Spot/preemptible instances: 60-90% cost reduction. Training must checkpoint and resume; use with checkpoint-aware frameworks (PyTorch Lightning, DeepSpeed).
ML Platform Abstractions
Managed notebooks: JupyterHub on Kubernetes; per-user environments with GPU access. Practitioners interact with data and develop experiments.
Training launchers: abstraction over cluster scheduling. Submit a training job (Docker image + command + resource request); the launcher handles SLURM sbatch or Kubernetes job submission.
Cluster autoscaler: scale Kubernetes node pools up when pending pods require GPU nodes; scale down idle nodes. Cloud provider autoscalers (GKE, EKS node groups).

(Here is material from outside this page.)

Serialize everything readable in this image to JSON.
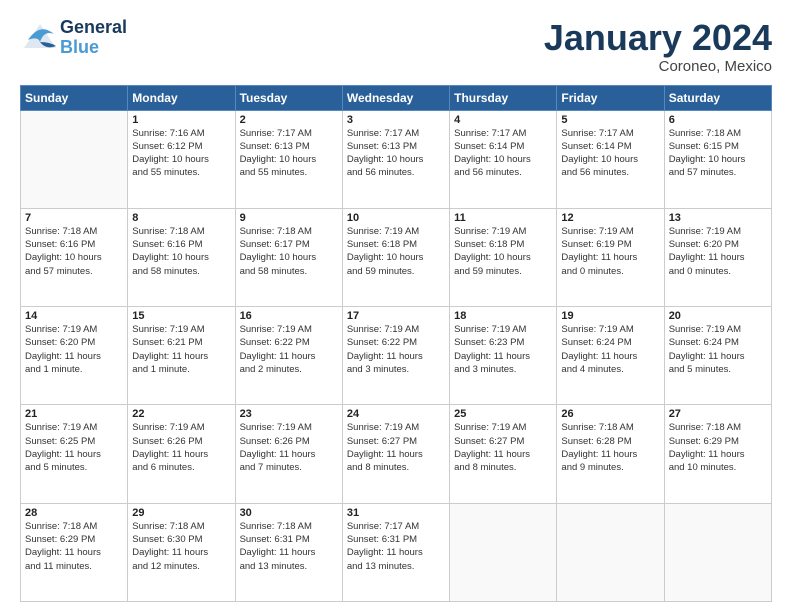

Shared environments via Docker: practitioners build Docker images with their requirements; reproducible across local, CI, and cluster environments.
Resource Quotas and Cost Control
GPU quotas: limit GPU hours per team or project to control costs.
Spot instance strategy: training: spot instances with checkpointing; serving: on-demand for SLA guarantees.
Cost allocation tagging: tag cloud resources by team, project, and environment. Charge back costs to teams.
Idle resource cleanup: auto-terminate idle notebooks, auto-delete old artifact versions (with retention policy).
Security and Compliance
IAM (Identity and Access Management): restrict access to datasets and models by role. Data scientists access training data; serving systems access model artifacts; not vice versa.
Data encryption: at-rest (S3 SSE, GCS CMEK) and in-transit (TLS). Required for PII and health data.
Audit logging: log all access to sensitive datasets. Required for GDPR, HIPAA compliance.
Model access control: model registry permissions. Only authorized users can push to production.
Secrets management: credentials (API keys, database passwords) in a secrets manager (Vault, AWS Secrets Manager). Never store in code or environment variables in containers.